How the Light Gets In: A Chief Inspector Gamache Novel

“Five miracles,” the melodramatic narration continued, as though announcing Armageddon. “Delivered one bitter winter night by this man, Dr. Joseph Bernard.”


There on the screen stood Dr. Bernard, in full surgical smock, a mask over his nose and mouth. He waved a little maniacally, but Gamache knew that was the effect of the old black and white newsreels, where people lurched and movements were either too static or too manic.

In front of the doctor lay the five babies, wrapped up tight.

“Five little girls, born to Isidore and Marie-Harriette Ouellet.”

The sonorous voice struggled with the Québécois names. The first time they’d been pronounced on the newsreels, but would soon be on everyone’s lips. This was the world’s introduction to—

“Five little princesses. The world’s first surviving quintuplets. Virginie, Hélène, Josephine, Marguerite, and Constance.”

And Constance, noted Gamache with interest. She would go through life hanging off the end of that sentence. And Constance. An outlier.

The voice became suddenly excitable. “Here’s their father.”

The scene switched to Dr. Bernard standing in a modest farmhouse living room, in front of a woodstove. He was handing a large man one of his own daughters. Like a special favor. Not a gift, though. A loan.

Isidore, cleaned up for the camera and giving a gap-toothed smile, held his child awkwardly in his arms. Unused to infants but, Gamache could see, he was a natural.

*

Thérèse felt a familiar hand on her elbow, and was drawn, reluctantly, away from the television.

Jér?me led her to a corner of Clara’s living room, as far from the gathering as possible, though they could still hear the Voice of Doom in the background. Now the Voice was talking about rustics, and seemed to imply the girls had been born in a barn.

Thérèse looked at her husband inquiringly.

Jér?me positioned himself so that he could see the guests standing around the doorway, focused on the television.

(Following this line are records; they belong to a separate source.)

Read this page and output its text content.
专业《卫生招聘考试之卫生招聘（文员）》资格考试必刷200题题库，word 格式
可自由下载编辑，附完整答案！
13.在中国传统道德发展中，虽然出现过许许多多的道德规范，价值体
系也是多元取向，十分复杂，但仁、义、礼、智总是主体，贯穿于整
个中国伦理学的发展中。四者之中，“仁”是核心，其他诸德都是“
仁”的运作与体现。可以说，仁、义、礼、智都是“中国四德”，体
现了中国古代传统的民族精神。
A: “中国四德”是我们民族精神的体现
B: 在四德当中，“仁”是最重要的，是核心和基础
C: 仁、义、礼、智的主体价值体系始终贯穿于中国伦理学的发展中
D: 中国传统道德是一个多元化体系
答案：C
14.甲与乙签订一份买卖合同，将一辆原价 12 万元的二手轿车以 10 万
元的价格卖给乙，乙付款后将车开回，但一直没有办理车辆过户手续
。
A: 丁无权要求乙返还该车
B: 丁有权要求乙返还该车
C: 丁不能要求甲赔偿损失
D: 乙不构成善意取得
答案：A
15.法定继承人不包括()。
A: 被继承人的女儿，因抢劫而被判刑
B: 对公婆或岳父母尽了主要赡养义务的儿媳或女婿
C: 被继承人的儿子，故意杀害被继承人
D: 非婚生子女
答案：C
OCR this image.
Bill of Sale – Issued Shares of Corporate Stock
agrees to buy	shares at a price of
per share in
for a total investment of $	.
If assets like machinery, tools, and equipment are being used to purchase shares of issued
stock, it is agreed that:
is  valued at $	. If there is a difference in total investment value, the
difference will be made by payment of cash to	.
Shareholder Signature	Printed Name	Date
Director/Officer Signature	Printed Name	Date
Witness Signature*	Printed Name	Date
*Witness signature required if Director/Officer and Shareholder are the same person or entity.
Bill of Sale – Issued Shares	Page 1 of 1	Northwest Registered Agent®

He switched his gaze to his wife.

“Tell me about Arnot.”

“Arnot?”

“Pierre Arnot. You knew him.” His voice was low. Urgent. His eyes flickered between the other guests and his wife.

Thérèse could not have been more surprised had her husband suddenly stripped. She stared at him, barely comprehending.

“Do you mean the Arnot case? But that was years ago.”

“Not just the case. I want to hear about Arnot himself. Everything you can tell me.”

Thérèse stared, dumbfounded. “But that’s absurd. Why in the world would you suddenly want to know about him?”

Jér?me’s eyes shot to the other guests, their backs safely turned, before returning to his wife. He lowered his voice still further.

“Can’t you guess?”

She felt her heart drop. Arnot. Surely not.

In the background the bleak voice implied that the hand of God had assisted in the delivery. But the hand of God felt very far from this little room, with the cheery fire and aroma of fresh baking. And the rancid name hanging foul in the air.

Goddamned Pierre Arnot.

*

“Dr. Bernard is typically humble about his accomplishment,” said the newsreel announcer.

On the screen now, Dr. Bernard was out of his hospital whites and in a suit and narrow black tie. His gray hair was groomed, he was clean-shaven and wore glasses with heavy black frames.

He was standing in the Ouellet living room, alone, holding a cigarette.

“Of course, the mother did most of the work.” He spoke English with a soft Québécois accent and his voice was surprisingly high, especially compared to the cavern voice of the narrator. He looked at the camera and smiled at his little joke. The viewers were meant to believe only one thing. That Dr. Bernard was the hero of the moment. A man whose immense skill was only matched by his humility. And, thought Gamache with some admiration, he was perfectly cast for the role. Charming, whimsical even. Fatherly and confident.

“I was called out in the middle of a storm. Babies seem to prefer arriving in storms.” He smiled for the camera, inviting the viewers into his confidence. “This was a big one. A five-baby blizzard.”

Gamache glanced around and saw Gilles and Gabri and even Myrna smiling back. It was involuntary, almost impossible not to like this man.

But Ruth, at the far end of the sofa, was not smiling. Still, that was hardly telling.

“It must have been almost midnight,” Dr. Bernard continued. “I’d never met the family but it was an emergency, so I took my medical bag and got here as fast as I could.”

It was left vague as to how this man, who’d never been to the Ouellet farm, might have found it in the middle of the night, in the middle of a snowstorm, in the middle of nowhere. But perhaps that was part of the miracle.